Selon France 24, au cœur de Paris, sous le regard de la statue de Jean-Baptiste Colbert (artisan principal du Code noir de 1685) installée devant l’Assemblée nationale, les parlementaires devraient adopter à l’unanimité ce texte porté par le député guadeloupéen Max Mathiasin. La proposition rassemble des élus issus de plusieurs groupes politiques, de la gauche à la droite républicaine.

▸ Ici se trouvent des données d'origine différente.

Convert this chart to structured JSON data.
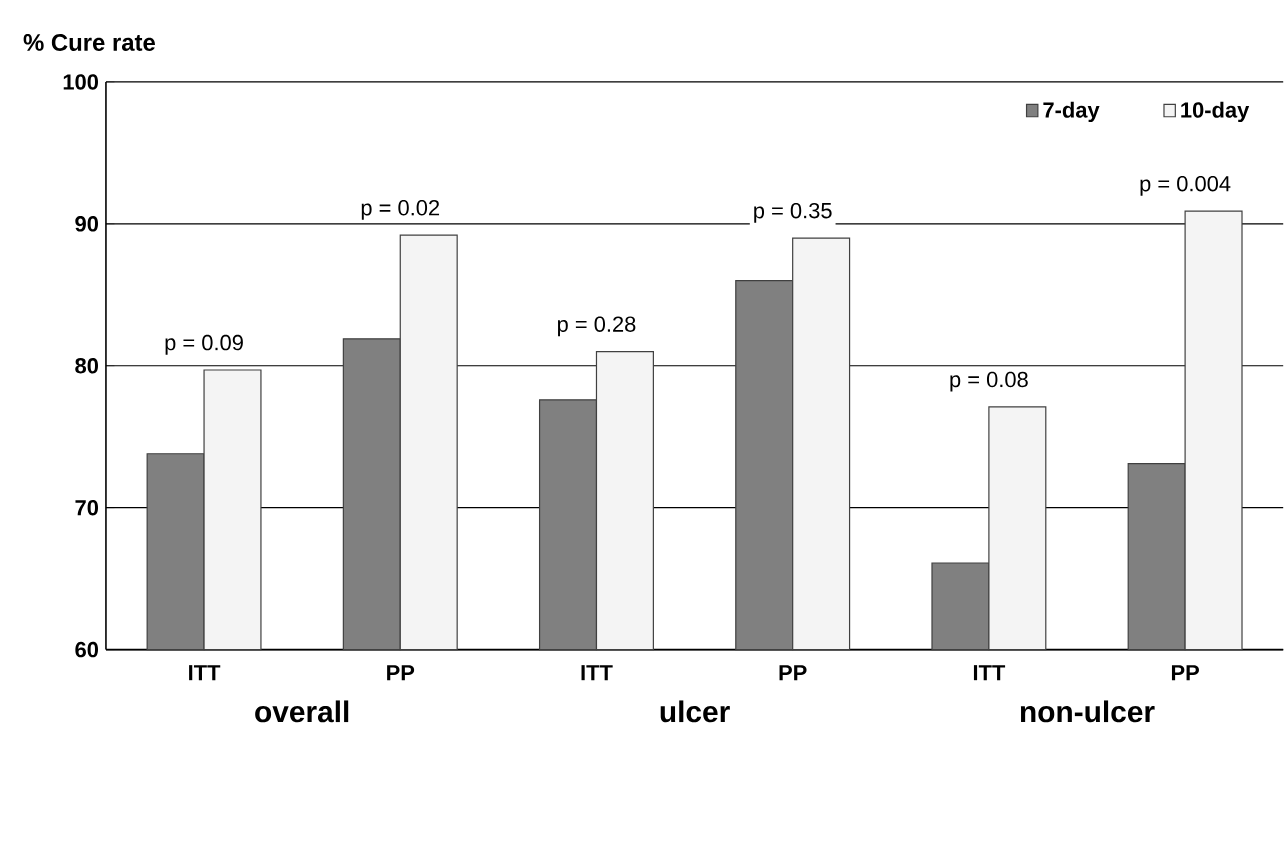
{
  "chart_data": {
    "type": "bar",
    "ylabel": "% Cure rate",
    "categories": [
      "ITT",
      "PP",
      "ITT",
      "PP",
      "ITT",
      "PP"
    ],
    "series": [
      {
        "name": "7-day",
        "color": "#808080",
        "values": [
          73.8,
          81.9,
          77.6,
          86.0,
          66.1,
          73.1
        ]
      },
      {
        "name": "10-day",
        "color": "#f4f4f4",
        "values": [
          79.7,
          89.2,
          81.0,
          89.0,
          77.1,
          90.9
        ]
      }
    ],
    "ylim": [
      60,
      100
    ],
    "yticks": [
      60,
      70,
      80,
      90,
      100
    ],
    "grid": "y",
    "legend": "top right",
    "annotations": [
      "p = 0.09",
      "p = 0.02",
      "p = 0.28",
      "p = 0.35",
      "p = 0.08",
      "p = 0.004",
      "overall",
      "ulcer",
      "non-ulcer"
    ]
  }
}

Le Code noir, promulgué en 1685 sous Louis XIV, définissait les personnes réduites en esclavage comme des « êtres meubles ». Il autorisait leur vente, leur transmission et prévoyait de lourdes sanctions contre les fugitifs : mutilations, marquage au fer et peine capitale. « L’esclavage a été définitivement aboli en 1848, mais ces textes demeurent présents dans l’ombre de notre droit. Il est temps de les en faire sortir définitivement », a déclaré Max Mathiasin lors de l’examen du texte en commission parlementaire le 20 mai dernier.
Le président français Emmanuel Macron a lui aussi apporté son soutien à cette initiative. Selon lui, le maintien de ces textes dans le droit français constitue « une trahison de ce qu’est la République ». Au-delà de la portée symbolique du vote, les débats remettent au premier plan, les séquelles de l’histoire esclavagiste dans les territoires ultramarins. Inégalités sociales, chômage massif, discriminations raciales et fractures économiques demeurent au centre des préoccupations de plusieurs élus.
Le texte prévoit notamment la remise d’un rapport gouvernemental consacré aux conséquences durables du droit colonial, ainsi qu’à la place accordée à l’histoire de l’esclavage dans les programmes scolaires.
Des élus de gauche souhaitent aller plus loin en proposant la création d’un comité chargé d’évaluer les préjudices hérités de l’esclavage et les mécanismes possibles de réparation. Le rapporteur du texte préfère, pour l’heure, dissocier cette réflexion du vote prévu à l’Assemblée afin de préserver « la clarté du message ».
Après son passage au Palais Bourbon, la proposition de loi devra encore franchir l’étape du Sénat, où aucune date d’examen n’a été arrêtée.